Can you hear it coming? Queensryche is on tour supporting their twelfth studio album, Dedicated To Chaos. With three decades of music for foundation, they're still building an empire of sound like no other band. Now, on their "30th Anniversary Tour," Queensryche bring their Orwellian warnings of Mindcrime to the North Myrtle Beach House of Blues on Nov. 5.
It didn't take too long for the Bellevue, Washington, quintet of headbangers to morph from the video-driven glam scene of heavy metal -- where they never really seemed to belong -- to the more cerebral, progressive music that would make them a headline act by the late 80s. Queensryche built the concept album Operation: Mindcrime (released in 1988) on back of singer Geoff Tate's powerful vocals, overlaying Michael Wilton and Chris DeGarmo's guitars, and what became the group's signature haunted oracular sound was cemented in that third full-length release. The critical and commercial success of Mindcrime flowed easily into 1990's Empire, their most successful album to date.
Watch Queensryche's "Empire" video.
Empire would go on to sell over 3 million units and produced the band's only Top 10 song to hit the Billboard charts ("Silent Lucidity," No. 9).
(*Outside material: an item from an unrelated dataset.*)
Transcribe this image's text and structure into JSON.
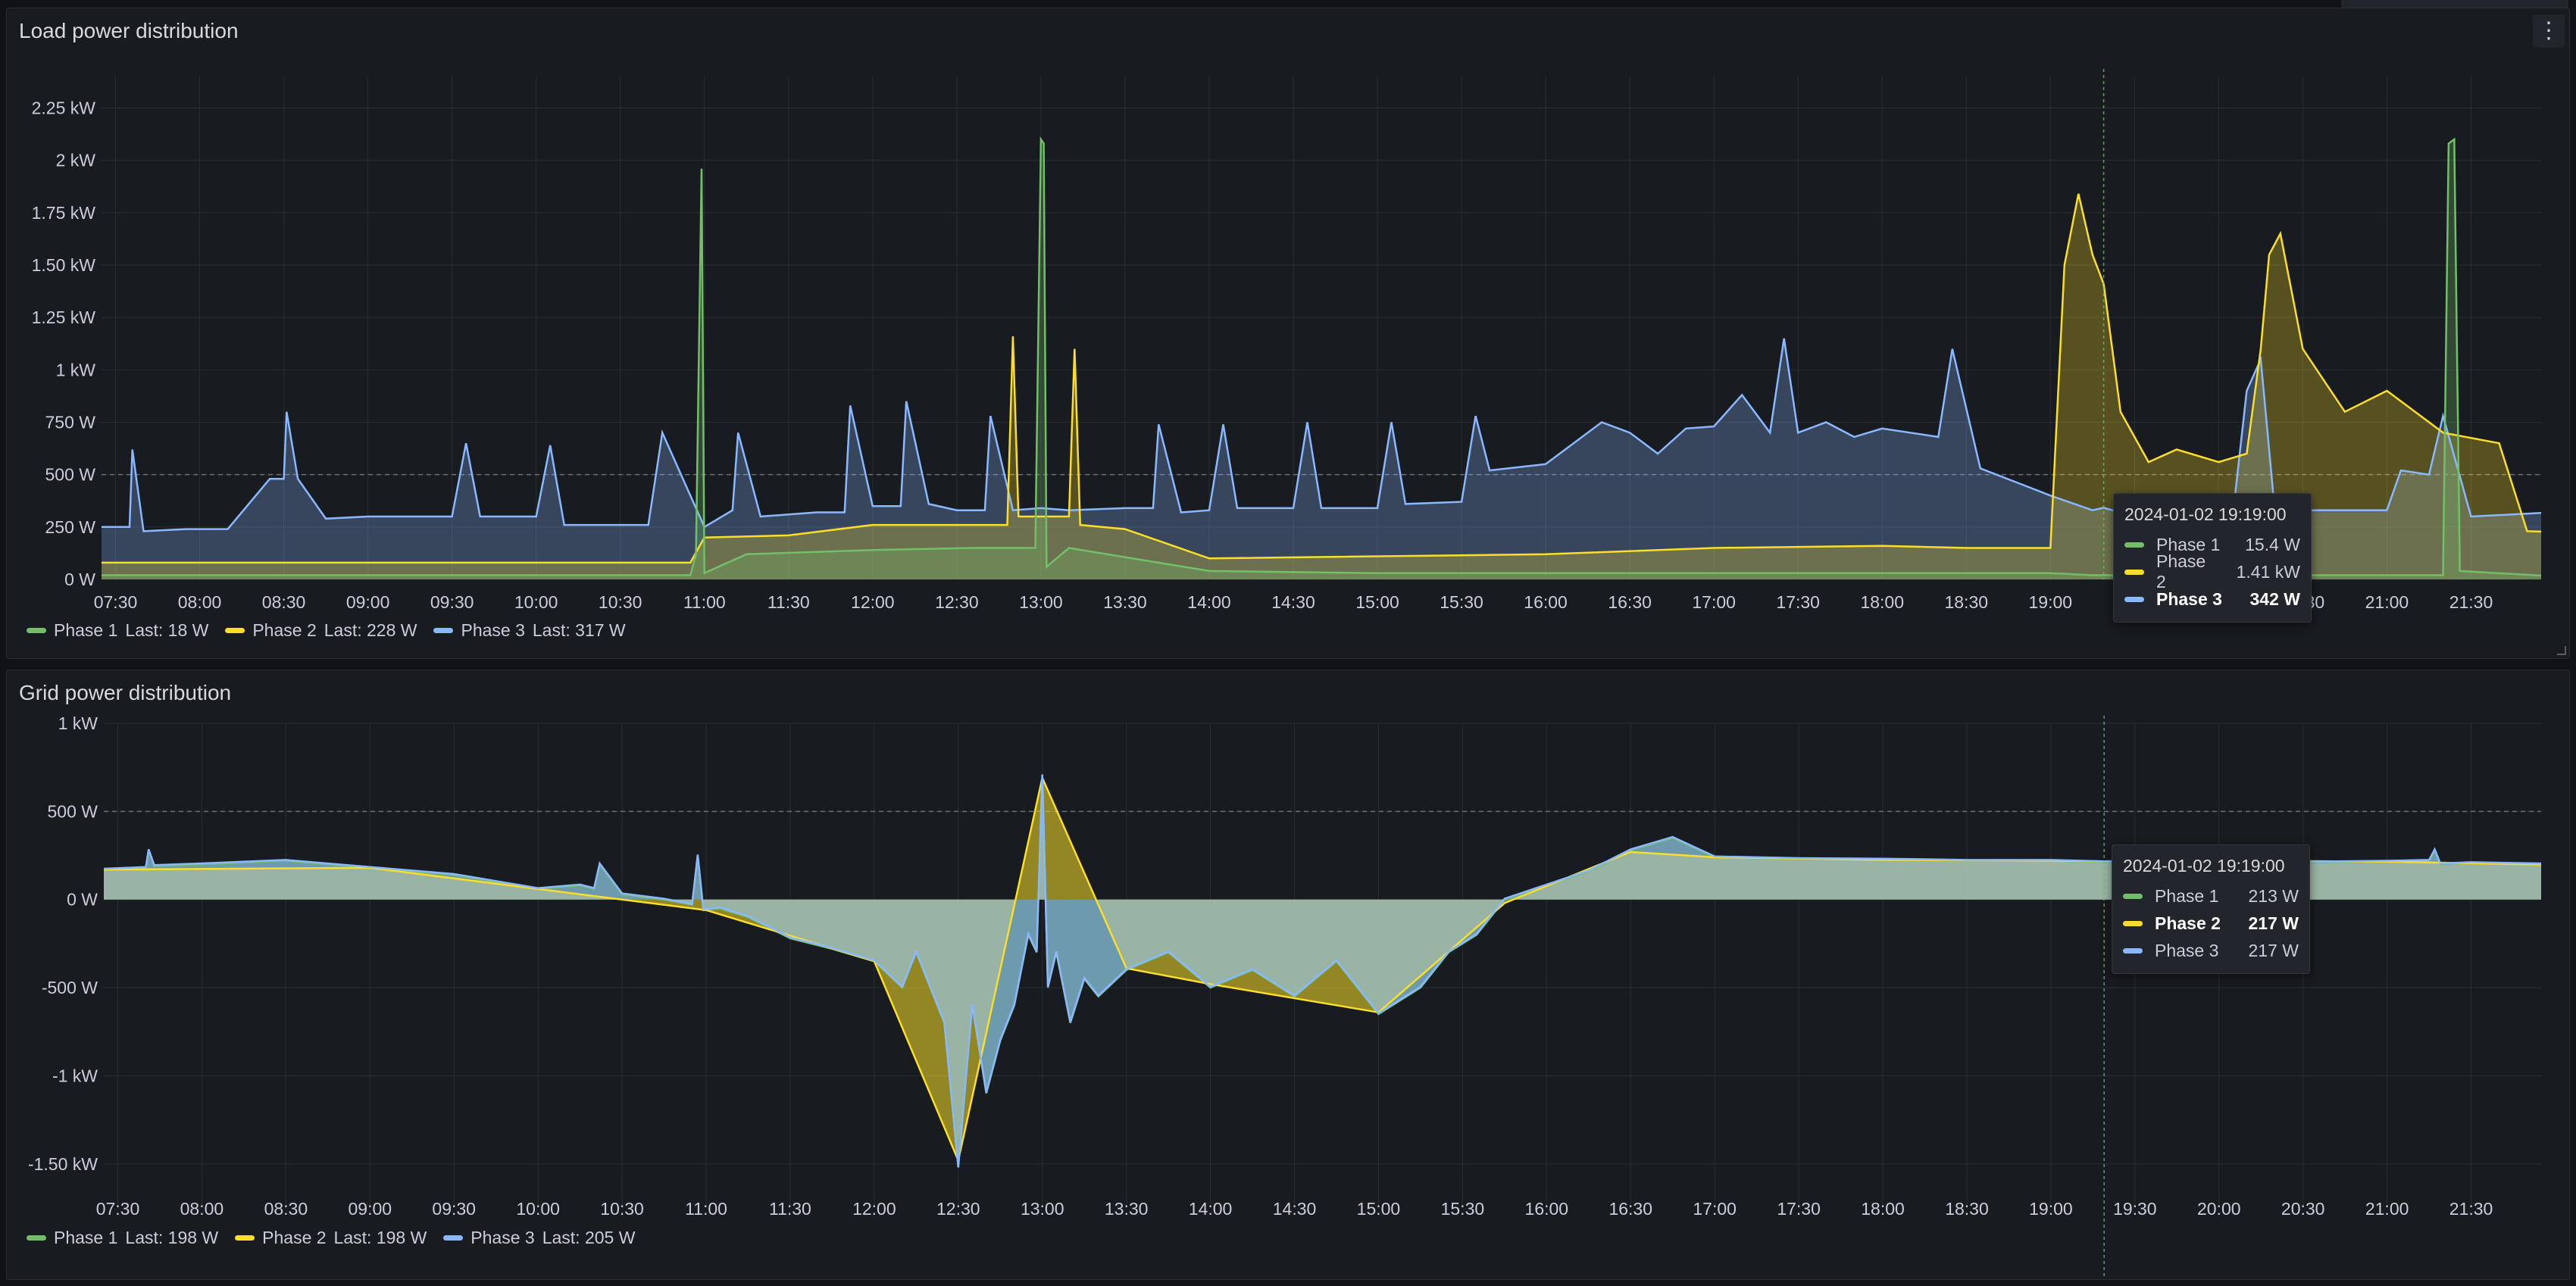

Overall, the band has placed eight of their studio albums and one live work, (1991's Operation LIVEcrime) within the Billboard 200's Top 50 albums, with Promised Land, the follow-up to Empire, peaking the highest at No. 3.
The band would return to world of the Mindcrime album and release Operation: Mindcrime II in 2006, continuing the story of the political revolutionary drug-addicted assassin Nikki, who, after being imprisoned for the murder of a prostitute/nun, plots revenge against the diabolical Dr. X.
On the "30th Anniversary Tour" the operatic-ranged Geoff Tate and his band mates are still building their innovative music empire thirty years on. With four of the five original members (besides Tate, Michael Wilton (guitars), Eddie Jackson (bass), Scott Rockenfeld (drums); Parker Lundgren fills the second guitar spot once held by DeGarmo), the band will reconstruct Nikki's musical dystopic world at the House of Blues along with selected fan favorites and new music from the recently released Dedicated To Chaos.
Myrtle Beach's own Circles In Autumn will open for the veteran metal rockers.
Doors for the concert open at 7:30 p.m. The show begins at 8:30. Tickets are priced at $31 ($34 day of show) for general admission to $59.50 - $74.50 for reserved seating. The House of Blues is located at 4640 Highway 17 S. in North Myrtle Beach.